Wer bin ich? Wer war ich? Wer will ich, wer kann ich sein?

Im Wintersemester 2021/22 erarbeiteten fünf Studierende aus den Bereichen Kommunikationsdesign und freie Kunst der HBKsaar originalgrafischen Plakate zum Stück »Jedermann. Bliesgau/Monsieur Tout Le Monde«, das vom 4. – 19. Juni im Europäischen Kulturpark Bliesbruck-Reinheim gezeigt wird. Das Seminar fand unter Leitung von Dirk Rausch und Eva Walker statt. In loser Reihenfolge stellen die jungen Plakatkünstler sich und ihre Entwürfe an Hand eines Fragebogens, den Produktions- Dramaturgin Simone Kranz entwarf, vor. Hier die Antworten von Meret Maike Paul. Alle Entwürfe kann man bis zum Spielzeitende im Mittelfoyer des Staatstheaters sehen.

Maike Paul

Stellen Sie sich kurz vor.

Ich heiße Maike Paul, komme gebürtig aus Saarbrücken und studiere seit Oktober 2019 an der HBKsaar Kommunikationsdesign, was auch meinem späteren Berufswunsch entspricht.

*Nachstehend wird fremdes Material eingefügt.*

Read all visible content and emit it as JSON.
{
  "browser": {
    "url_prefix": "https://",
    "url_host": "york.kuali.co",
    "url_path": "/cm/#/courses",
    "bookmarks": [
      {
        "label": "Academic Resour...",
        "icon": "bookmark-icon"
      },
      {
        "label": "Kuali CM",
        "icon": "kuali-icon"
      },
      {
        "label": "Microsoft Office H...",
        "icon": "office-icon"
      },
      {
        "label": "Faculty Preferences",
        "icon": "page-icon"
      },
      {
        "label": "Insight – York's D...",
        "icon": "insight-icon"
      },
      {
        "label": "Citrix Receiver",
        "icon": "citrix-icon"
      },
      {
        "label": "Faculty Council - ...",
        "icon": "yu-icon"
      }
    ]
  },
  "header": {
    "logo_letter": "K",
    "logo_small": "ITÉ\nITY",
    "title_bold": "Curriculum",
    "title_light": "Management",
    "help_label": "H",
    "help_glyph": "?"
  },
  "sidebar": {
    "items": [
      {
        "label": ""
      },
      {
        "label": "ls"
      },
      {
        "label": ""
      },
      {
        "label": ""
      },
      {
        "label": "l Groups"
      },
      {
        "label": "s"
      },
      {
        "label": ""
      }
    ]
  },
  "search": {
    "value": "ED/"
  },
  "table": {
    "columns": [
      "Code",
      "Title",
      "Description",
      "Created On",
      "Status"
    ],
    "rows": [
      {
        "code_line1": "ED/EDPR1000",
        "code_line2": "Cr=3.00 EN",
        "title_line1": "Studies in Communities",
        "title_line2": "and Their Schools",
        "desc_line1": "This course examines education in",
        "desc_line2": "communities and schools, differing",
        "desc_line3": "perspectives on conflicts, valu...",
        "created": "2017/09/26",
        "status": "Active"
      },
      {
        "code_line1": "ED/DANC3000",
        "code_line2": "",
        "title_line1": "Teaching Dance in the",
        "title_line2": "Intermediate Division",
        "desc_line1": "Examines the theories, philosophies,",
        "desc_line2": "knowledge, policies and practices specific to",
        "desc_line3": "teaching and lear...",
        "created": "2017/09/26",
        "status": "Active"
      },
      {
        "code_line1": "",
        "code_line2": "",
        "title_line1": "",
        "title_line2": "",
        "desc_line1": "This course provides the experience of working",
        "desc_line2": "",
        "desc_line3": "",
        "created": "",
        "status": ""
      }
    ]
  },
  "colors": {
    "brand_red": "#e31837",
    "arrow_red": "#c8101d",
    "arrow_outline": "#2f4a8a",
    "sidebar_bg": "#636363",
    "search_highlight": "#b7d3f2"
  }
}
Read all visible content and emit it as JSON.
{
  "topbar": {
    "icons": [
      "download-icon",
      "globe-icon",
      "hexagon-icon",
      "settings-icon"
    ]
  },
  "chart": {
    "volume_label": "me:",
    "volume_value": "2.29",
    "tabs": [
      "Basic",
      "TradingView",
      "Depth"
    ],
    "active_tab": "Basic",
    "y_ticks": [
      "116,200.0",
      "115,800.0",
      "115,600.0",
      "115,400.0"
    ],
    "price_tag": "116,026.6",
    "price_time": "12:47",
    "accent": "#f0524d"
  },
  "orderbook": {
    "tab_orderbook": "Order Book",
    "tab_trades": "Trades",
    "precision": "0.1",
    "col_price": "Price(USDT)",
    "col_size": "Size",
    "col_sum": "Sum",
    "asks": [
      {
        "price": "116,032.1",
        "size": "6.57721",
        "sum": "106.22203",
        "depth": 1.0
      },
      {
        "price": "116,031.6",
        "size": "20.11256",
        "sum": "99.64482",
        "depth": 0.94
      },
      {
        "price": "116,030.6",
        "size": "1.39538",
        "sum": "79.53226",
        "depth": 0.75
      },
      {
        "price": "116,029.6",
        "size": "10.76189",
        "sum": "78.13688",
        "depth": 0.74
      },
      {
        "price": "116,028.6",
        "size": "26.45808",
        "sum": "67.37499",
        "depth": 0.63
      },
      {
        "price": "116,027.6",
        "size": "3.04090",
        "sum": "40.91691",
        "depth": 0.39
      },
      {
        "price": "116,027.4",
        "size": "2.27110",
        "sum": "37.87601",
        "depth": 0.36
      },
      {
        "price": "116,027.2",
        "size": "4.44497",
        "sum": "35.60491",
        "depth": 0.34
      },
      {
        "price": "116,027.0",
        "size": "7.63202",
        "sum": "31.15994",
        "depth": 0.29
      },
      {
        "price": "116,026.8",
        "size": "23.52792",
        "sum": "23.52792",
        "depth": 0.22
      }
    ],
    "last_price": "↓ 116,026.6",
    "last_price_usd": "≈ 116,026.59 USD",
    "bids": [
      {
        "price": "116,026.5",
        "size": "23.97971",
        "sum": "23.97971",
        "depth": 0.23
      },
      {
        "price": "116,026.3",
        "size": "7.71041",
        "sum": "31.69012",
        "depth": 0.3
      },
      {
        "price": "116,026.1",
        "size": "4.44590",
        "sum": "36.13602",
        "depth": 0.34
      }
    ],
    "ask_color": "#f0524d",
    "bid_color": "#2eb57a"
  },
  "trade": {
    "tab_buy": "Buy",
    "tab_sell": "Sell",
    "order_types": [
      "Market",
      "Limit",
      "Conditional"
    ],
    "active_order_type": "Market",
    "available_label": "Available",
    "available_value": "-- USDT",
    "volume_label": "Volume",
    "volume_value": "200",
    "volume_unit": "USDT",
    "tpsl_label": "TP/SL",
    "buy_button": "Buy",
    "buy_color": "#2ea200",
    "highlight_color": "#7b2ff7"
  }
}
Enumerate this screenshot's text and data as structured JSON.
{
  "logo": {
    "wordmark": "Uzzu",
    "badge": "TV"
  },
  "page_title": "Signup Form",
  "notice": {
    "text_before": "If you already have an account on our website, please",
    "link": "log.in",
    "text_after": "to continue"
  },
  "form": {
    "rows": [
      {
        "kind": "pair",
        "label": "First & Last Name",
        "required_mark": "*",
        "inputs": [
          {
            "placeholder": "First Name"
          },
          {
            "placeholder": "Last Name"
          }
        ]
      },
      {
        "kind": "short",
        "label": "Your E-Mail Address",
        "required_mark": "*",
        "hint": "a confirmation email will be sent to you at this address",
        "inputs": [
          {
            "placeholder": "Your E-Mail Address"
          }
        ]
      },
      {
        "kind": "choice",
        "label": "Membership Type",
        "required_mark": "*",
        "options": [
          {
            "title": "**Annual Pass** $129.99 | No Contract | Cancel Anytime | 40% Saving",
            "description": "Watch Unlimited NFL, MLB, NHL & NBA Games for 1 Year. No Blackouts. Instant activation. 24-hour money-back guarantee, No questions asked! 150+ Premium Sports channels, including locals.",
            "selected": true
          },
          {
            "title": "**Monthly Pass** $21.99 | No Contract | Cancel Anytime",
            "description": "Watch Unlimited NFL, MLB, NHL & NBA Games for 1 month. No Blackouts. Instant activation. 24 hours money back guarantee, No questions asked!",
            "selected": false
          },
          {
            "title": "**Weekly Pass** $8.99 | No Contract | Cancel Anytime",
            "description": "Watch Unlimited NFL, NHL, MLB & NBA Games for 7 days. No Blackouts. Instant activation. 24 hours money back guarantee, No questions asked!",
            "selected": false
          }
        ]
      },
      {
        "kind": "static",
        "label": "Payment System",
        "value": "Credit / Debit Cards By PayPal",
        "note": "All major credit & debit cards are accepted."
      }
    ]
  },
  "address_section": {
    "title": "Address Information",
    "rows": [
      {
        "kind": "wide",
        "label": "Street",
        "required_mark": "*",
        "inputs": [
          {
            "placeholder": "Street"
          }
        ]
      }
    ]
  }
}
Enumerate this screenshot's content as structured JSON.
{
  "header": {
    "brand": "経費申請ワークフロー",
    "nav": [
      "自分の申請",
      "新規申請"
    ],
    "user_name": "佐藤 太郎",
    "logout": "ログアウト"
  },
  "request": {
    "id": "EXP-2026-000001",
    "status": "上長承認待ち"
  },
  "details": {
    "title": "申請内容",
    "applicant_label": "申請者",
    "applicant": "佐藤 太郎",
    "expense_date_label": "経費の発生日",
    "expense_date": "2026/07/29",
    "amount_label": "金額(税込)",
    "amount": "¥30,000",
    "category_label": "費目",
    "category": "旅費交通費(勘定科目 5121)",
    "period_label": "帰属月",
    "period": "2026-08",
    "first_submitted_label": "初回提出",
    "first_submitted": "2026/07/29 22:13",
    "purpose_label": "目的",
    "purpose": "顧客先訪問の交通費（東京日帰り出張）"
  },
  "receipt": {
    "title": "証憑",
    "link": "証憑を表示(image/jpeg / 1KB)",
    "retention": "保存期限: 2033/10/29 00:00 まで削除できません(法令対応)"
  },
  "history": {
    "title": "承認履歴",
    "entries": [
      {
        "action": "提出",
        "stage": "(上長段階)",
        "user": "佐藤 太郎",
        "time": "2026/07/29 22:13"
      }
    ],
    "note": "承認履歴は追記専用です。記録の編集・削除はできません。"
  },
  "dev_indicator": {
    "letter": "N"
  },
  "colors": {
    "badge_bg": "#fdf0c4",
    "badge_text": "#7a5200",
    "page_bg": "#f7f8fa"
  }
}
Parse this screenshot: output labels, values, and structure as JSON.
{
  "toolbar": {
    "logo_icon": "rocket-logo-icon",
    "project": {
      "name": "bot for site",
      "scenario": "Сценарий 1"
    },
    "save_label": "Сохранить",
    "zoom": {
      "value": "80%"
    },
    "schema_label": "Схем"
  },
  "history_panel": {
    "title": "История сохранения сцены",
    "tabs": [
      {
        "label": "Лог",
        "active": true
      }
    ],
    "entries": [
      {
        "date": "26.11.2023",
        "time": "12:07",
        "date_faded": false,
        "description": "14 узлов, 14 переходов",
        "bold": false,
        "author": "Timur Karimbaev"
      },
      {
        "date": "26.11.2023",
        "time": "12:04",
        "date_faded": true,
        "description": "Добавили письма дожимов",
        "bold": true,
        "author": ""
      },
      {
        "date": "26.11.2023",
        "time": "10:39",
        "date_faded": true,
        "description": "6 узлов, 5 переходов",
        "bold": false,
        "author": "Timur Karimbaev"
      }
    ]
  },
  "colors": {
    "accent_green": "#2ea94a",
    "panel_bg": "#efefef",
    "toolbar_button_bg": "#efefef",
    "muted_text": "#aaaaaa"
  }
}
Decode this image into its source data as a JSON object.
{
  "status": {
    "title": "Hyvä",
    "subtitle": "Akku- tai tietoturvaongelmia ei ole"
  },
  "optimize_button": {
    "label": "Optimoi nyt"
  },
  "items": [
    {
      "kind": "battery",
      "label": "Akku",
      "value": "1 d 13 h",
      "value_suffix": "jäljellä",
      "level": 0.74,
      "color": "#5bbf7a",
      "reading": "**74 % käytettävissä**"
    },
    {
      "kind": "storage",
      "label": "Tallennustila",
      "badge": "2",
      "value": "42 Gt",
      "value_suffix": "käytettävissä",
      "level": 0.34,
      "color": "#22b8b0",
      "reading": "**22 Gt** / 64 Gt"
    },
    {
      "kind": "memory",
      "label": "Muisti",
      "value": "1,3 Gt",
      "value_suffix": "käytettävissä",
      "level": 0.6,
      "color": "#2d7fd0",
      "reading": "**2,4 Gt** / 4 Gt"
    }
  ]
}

Was hat Sie an der Aufgabenstellung gereizt, für ein Theaterstück ein Plakat zu entwerfen?

Die Aufgabenstellung hat mich insbesondere deswegen gereizt, weil die Aufgabe aus einem künstlerischen Schaffungsprozess kam, an dem wir während unseres Gestaltungsprozesses teilhaben durften. So wurde uns z.B. die Konzeption des Bühnenbildes vorgestellt, die mich wiederum in meiner Plakatgestaltung sehr inspirierte.

Erster Plakatentwurf von Maike Paul.

Wie sind Sie auf die Idee zu ihrem Entwurf gekommen?

Zunächst habe ich mich mit dem Theaterstück auseinandergesetzt und die für mich prägnanten Details herausgearbeitet. Hierbei war auch der Austausch mit dem Team vom Theater und der Gruppe an der HBKsaar maßgebend. Gleichzeitig habe ich mit den analogen Drucktechniken des Sieb- und Hochdrucks experimentiert.

Was war für Sie die besondere Herausforderung bei der Aufgabenstellung?

Eine besondere Herausforderung für mich war, dass wir zu Beginn des Entwurfs erst einmal nur wenige Informationen zum Theaterstück hatten und dass der Entwurf gezielt im Sieb– und Hochdruckverfahren umgesetzt werden sollte.

Möchten Sie ihren Entwurf kurz erläutern?

Mein Entwurf »Ellipse« bezieht sich vor allem auf das Rennen gegen die Zeit, das Jedermann antritt, als er dem Tod begegnet. Bin ich gut? Bin ich böse? Die Zeit läuft ab, der Abgrund ist nahe.

Mein zweiter Entwurf »Verzerrt« hingegen bezieht sich mehr auf den inneren Kampf, das Ringen Jedermanns um Gut und Böse. Wer bin ich? Wer war ich? Wer will ich, wer kann ich sein?